But one of the terms that I’ve always thought of as reliable is “grassfed.” Only applicable to ruminants, who can derive all their nutrition from grasses, you see it on beef or dairy products. And although, like many marketing terms, it’s not monitored by the USDA and therefore isn’t verified by anyone checking out the farms that use it (unless those farms voluntarily subscribe to an independent certification program) I’ve trusted that most farms that use the term are doing so in good faith.

But there is a catch, which I discussed with Patricia Whisnant, the head of the American Grassfed Association. Theoretically, it would be possible for a farmer or rancher to feed his cattle grass – even to feed them entirely on grass and nothing else – and still confine them in feedlots.
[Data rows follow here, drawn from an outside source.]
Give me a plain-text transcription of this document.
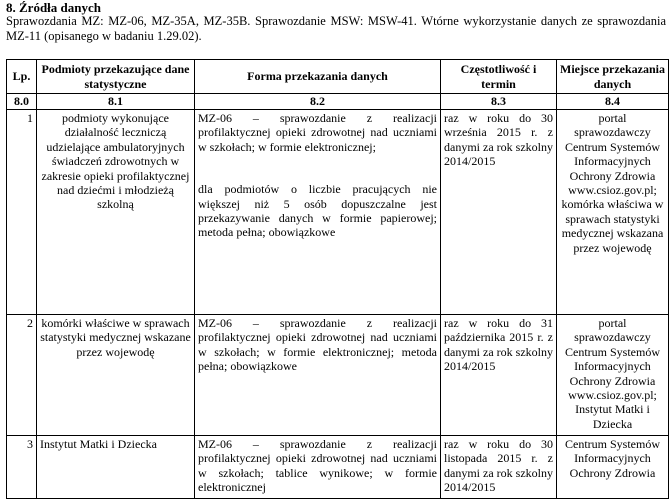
8. Źródła danych
Sprawozdania MZ: MZ-06, MZ-35A, MZ-35B. Sprawozdanie MSW: MSW-41. Wtórne wykorzystanie danych ze sprawozdania MZ-11 (opisanego w badaniu 1.29.02).
Lp.	Podmioty przekazujące dane statystyczne	Forma przekazania danych	Częstotliwość i termin	Miejsce przekazania danych
8.0	8.1	8.2	8.3	8.4
1	podmioty wykonujące działalność leczniczą udzielające ambulatoryjnych świadczeń zdrowotnych w zakresie opieki profilaktycznej nad dziećmi i młodzieżą szkolną	MZ-06 – sprawozdanie z realizacji profilaktycznej opieki zdrowotnej nad uczniami w szkołach; w formie elektronicznej;
dla podmiotów o liczbie pracujących nie większej niż 5 osób dopuszczalne jest przekazywanie danych w formie papierowej; metoda pełna; obowiązkowe	raz w roku do 30 września 2015 r. z danymi za rok szkolny 2014/2015	portal sprawozdawczy Centrum Systemów Informacyjnych Ochrony Zdrowia www.csioz.gov.pl; komórka właściwa w sprawach statystyki medycznej wskazana przez wojewodę
2	komórki właściwe w sprawach statystyki medycznej wskazane przez wojewodę	MZ-06 – sprawozdanie z realizacji profilaktycznej opieki zdrowotnej nad uczniami w szkołach; w formie elektronicznej; metoda pełna; obowiązkowe	raz w roku do 31 października 2015 r. z danymi za rok szkolny 2014/2015	portal sprawozdawczy Centrum Systemów Informacyjnych Ochrony Zdrowia www.csioz.gov.pl; Instytut Matki i Dziecka
3	Instytut Matki i Dziecka	MZ-06 – sprawozdanie z realizacji profilaktycznej opieki zdrowotnej nad uczniami w szkołach; tablice wynikowe; w formie elektronicznej	raz w roku do 30 listopada 2015 r. z danymi za rok szkolny 2014/2015	Centrum Systemów Informacyjnych Ochrony Zdrowia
After all, the term “grassfed” technically refers to what the animals eat, not to how they are raised. The logical inference that a consumer would make – that if animals are fed grass, they must be out on pasture eating it – doesn’t necessarily hold.
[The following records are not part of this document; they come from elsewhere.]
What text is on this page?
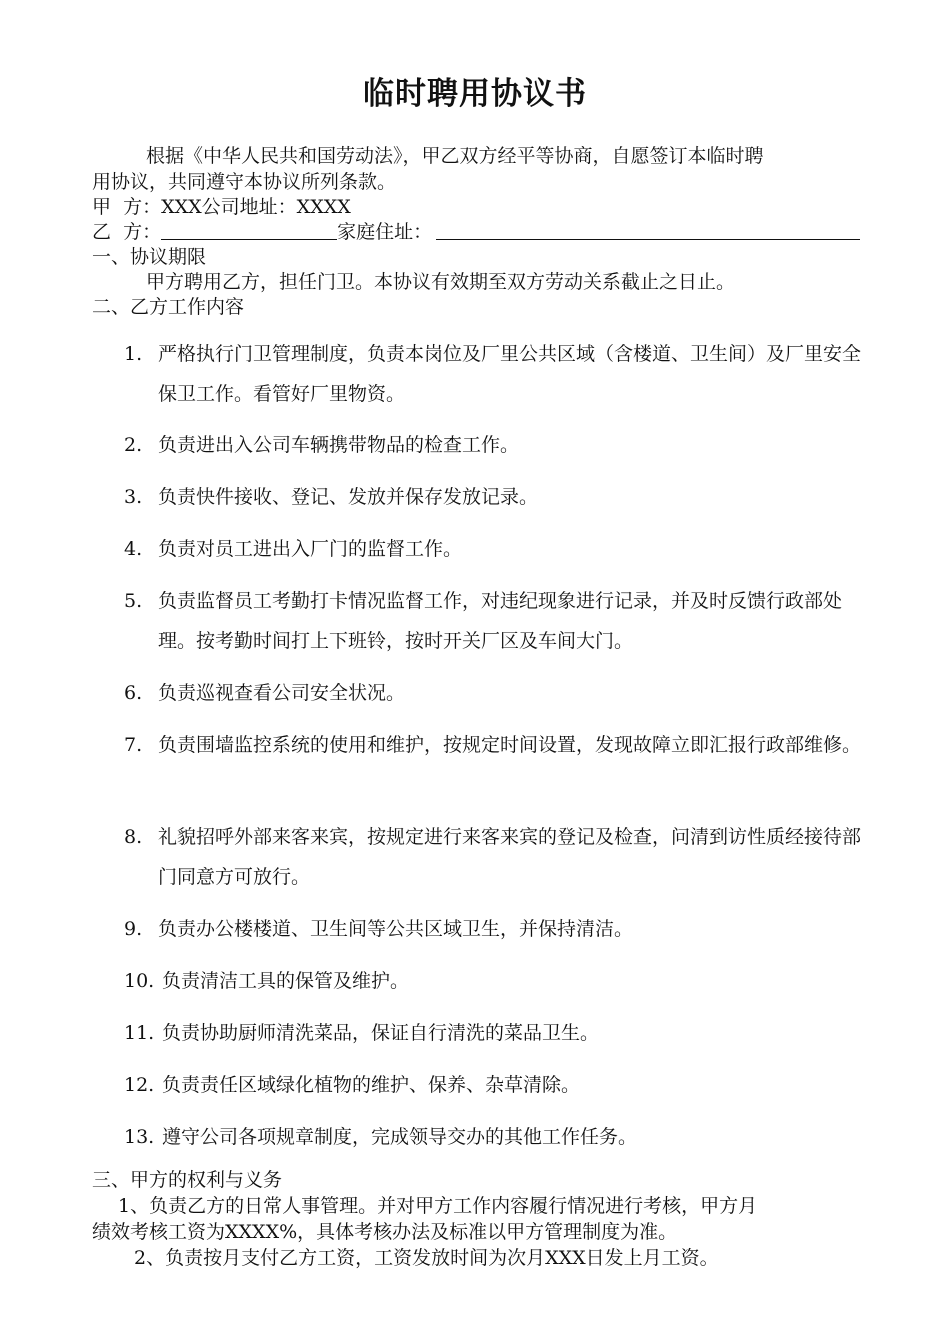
临时聘用协议书
根据《中华人民共和国劳动法》，甲乙双方经平等协商，自愿签订本临时聘
用协议，共同遵守本协议所列条款。
甲  方：XXX公司地址：XXXX
乙  方：	家庭住址：
一、协议期限
甲方聘用乙方，担任门卫。本协议有效期至双方劳动关系截止之日止。
二、乙方工作内容
1. 严格执行门卫管理制度，负责本岗位及厂里公共区域（含楼道、卫生间）及厂里安全保卫工作。看管好厂里物资。
2. 负责进出入公司车辆携带物品的检查工作。
3. 负责快件接收、登记、发放并保存发放记录。
4. 负责对员工进出入厂门的监督工作。
5. 负责监督员工考勤打卡情况监督工作，对违纪现象进行记录，并及时反馈行政部处理。按考勤时间打上下班铃，按时开关厂区及车间大门。
6. 负责巡视查看公司安全状况。
7. 负责围墙监控系统的使用和维护，按规定时间设置，发现故障立即汇报行政部维修。
8. 礼貌招呼外部来客来宾，按规定进行来客来宾的登记及检查，问清到访性质经接待部门同意方可放行。
9. 负责办公楼楼道、卫生间等公共区域卫生，并保持清洁。
10. 负责清洁工具的保管及维护。
11. 负责协助厨师清洗菜品，保证自行清洗的菜品卫生。
12. 负责责任区域绿化植物的维护、保养、杂草清除。
13. 遵守公司各项规章制度，完成领导交办的其他工作任务。
三、甲方的权利与义务
1、负责乙方的日常人事管理。并对甲方工作内容履行情况进行考核，甲方月
绩效考核工资为XXXX%，具体考核办法及标准以甲方管理制度为准。
2、负责按月支付乙方工资，工资发放时间为次月XXX日发上月工资。
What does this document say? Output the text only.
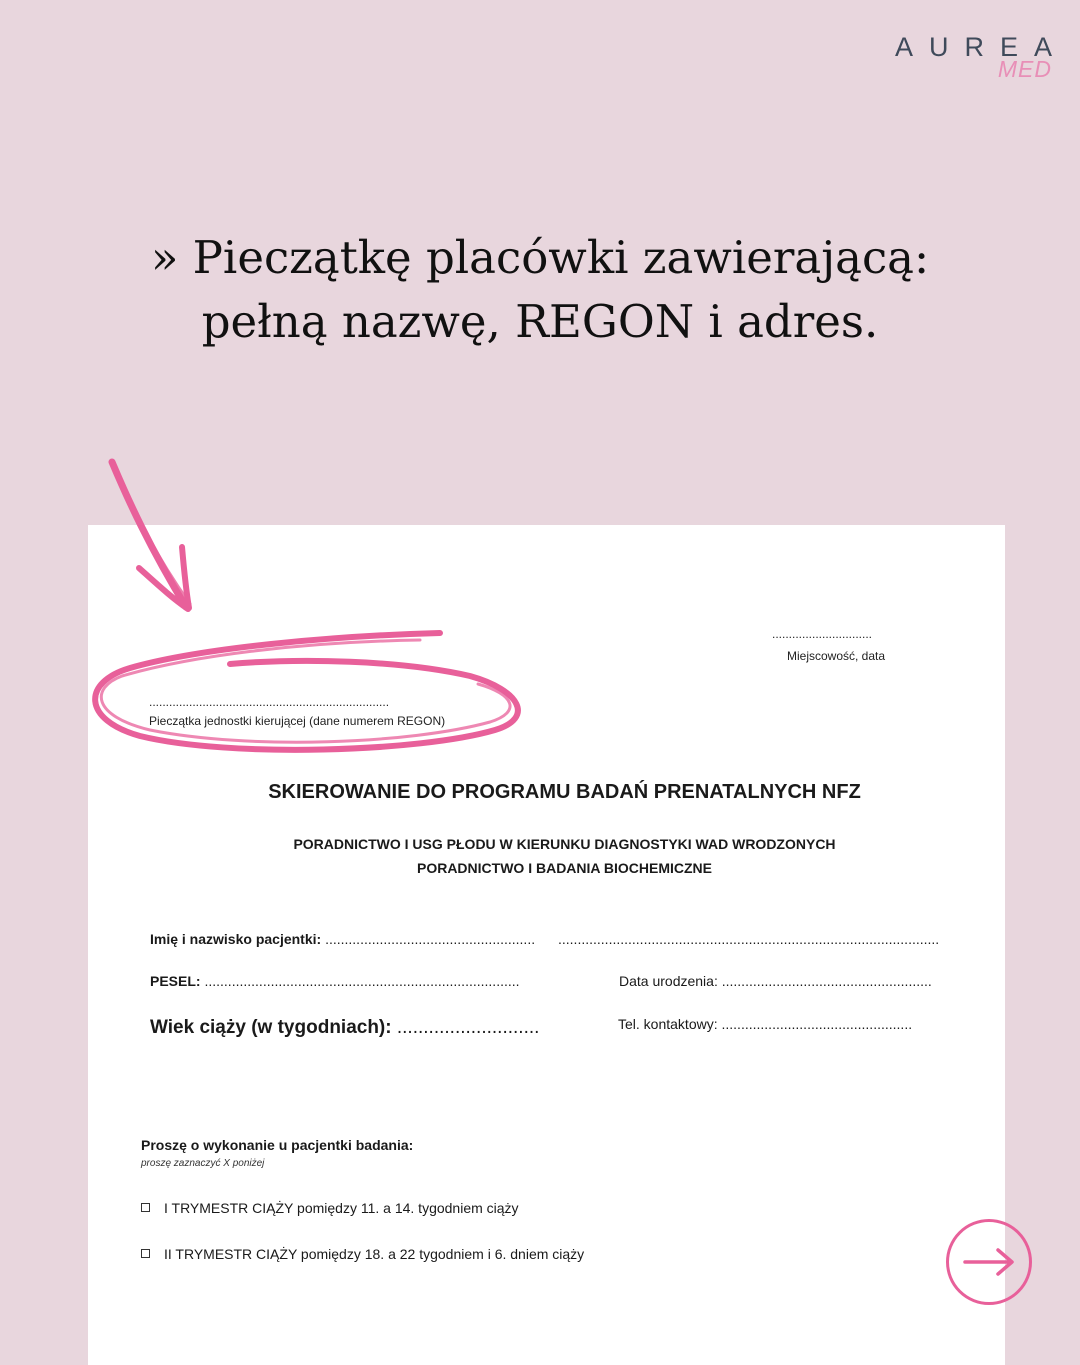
AUREA
MED
» Pieczątkę placówki zawierającą:
pełną nazwę, REGON i adres.
..............................
Miejscowość, data
........................................................................
Pieczątka jednostki kierującej (dane numerem REGON)
SKIEROWANIE DO PROGRAMU BADAŃ PRENATALNYCH NFZ
PORADNICTWO I USG PŁODU W KIERUNKU DIAGNOSTYKI WAD WRODZONYCH
PORADNICTWO I BADANIA BIOCHEMICZNE
Imię i nazwisko pacjentki: ...................................................... ..................................................................................................
PESEL: .................................................................................	Data urodzenia: ......................................................
Wiek ciąży (w tygodniach): ...........................	Tel. kontaktowy: .................................................
Proszę o wykonanie u pacjentki badania:
proszę zaznaczyć X poniżej
I TRYMESTR CIĄŻY pomiędzy 11. a 14. tygodniem ciąży
II TRYMESTR CIĄŻY pomiędzy 18. a 22 tygodniem i 6. dniem ciąży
But if a farmer is going to feed his cattle grass, wouldn’t it make sense for him to let them harvest their own grass by grazing instead of going to the trouble to confine them, harveste the grass separately with his own labor, then feed it to them? Not necessarily. The thing is, grazing cattle expend more energy than feedlot cattle, because they’re walking around more. So a farmer could fatten his cows faster (and thereby make more money) by keeping them confined than by letting them graze – even if what they’re fed is 100% grass.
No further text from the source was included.